Résultat : il ne reste aujourd’hui que 7 % de l’aire de répartition historique du tigre dont la population s’est effondrée de 95 % en un siècle. Dans le monde, on compte plus de tigres en captivité qu’à l’état naturel. « On a 3 000 tigres, dont moins de la moitié de femelles, et encore moins qui sont sexuellement actives. De plus, elles sont toutes isolées, puisqu’il y a plus de 50 patchs de populations isolées les unes des autres. Ce n’est pas une grande population, et si on rajoute à ça le braconnage, encore assez intense, il y a très peu de chances, si on ne change pas les choses très vite, que les tigres à l’état naturel subsistent encore quelques décennies. » 

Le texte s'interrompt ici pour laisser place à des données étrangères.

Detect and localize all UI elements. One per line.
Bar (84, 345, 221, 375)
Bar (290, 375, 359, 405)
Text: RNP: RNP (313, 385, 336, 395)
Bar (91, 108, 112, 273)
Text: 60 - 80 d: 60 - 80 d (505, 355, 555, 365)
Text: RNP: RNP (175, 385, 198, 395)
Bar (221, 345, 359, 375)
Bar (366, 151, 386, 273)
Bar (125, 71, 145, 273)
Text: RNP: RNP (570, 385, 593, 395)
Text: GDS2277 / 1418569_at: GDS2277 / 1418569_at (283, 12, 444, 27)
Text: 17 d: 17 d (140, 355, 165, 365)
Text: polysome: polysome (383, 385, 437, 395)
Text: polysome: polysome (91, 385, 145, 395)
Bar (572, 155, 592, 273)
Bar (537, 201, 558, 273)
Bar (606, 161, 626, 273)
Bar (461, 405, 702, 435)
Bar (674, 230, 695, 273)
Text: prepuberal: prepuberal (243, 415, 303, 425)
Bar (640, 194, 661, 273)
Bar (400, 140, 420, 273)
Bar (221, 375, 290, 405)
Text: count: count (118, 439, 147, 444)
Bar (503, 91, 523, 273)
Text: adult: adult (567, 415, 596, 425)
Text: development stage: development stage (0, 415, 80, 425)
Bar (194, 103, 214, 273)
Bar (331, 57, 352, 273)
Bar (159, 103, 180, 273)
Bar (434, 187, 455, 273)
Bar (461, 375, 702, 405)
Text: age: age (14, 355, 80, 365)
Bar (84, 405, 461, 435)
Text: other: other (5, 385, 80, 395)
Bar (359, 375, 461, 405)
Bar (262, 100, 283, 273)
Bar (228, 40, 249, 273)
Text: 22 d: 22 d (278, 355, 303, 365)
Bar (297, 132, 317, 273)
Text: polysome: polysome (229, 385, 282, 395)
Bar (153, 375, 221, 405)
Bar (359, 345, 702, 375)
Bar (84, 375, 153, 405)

L’espèce humaine sauvera-t-elle Panthera tigris après l’avoir massacré ? C’est une question de moyens financiers, et Franck Courchamp suggère de taxer les entreprises, nombreuses, qui utilisent la représentation du tigre dans leur commerce. Une sorte de droit à l’image des animaux sauvages« déjà en vigueur en Grande-Bretagne, souligne Franck Courchamp. Les Britanniques ont appelé ça “la part du lion”. » De son côté, le WWF, le Fonds mondial pour la nature, a lancé en 2010 l’opération Tiger X 2, avec le soutien des gouvernements des 13 pays où le tigre est encore présent. Objectif : doubler la population de tigres à l’état naturel, pour arriver à 6 000 individus en 2022. Les résultats sont attendus à l’automne.

« Peut-on acheter un tigre ? »

Le commerce du tigre est interdit depuis 1987. Mais le chercheur Franck Courchamp en relève un effet pervers redoutable, lié à la loi du marché : ce qui donne de la valeur, c’est la rareté. Et les douaniers peuvent l’observer : la hausse du trafic d’une espèce est souvent liée à l’interdiction de son commerce. Une grosse centaine de tigres sont ainsi saisis chaque année. La hausse des prix sur le marché illégal encourage les chasseurs, malgré la rareté du tigre sur le terrain. 100 000 individus au début du XXe siècle, à peine 4 000 aujourd’hui. Le tigre risque d’être rayé de la carte.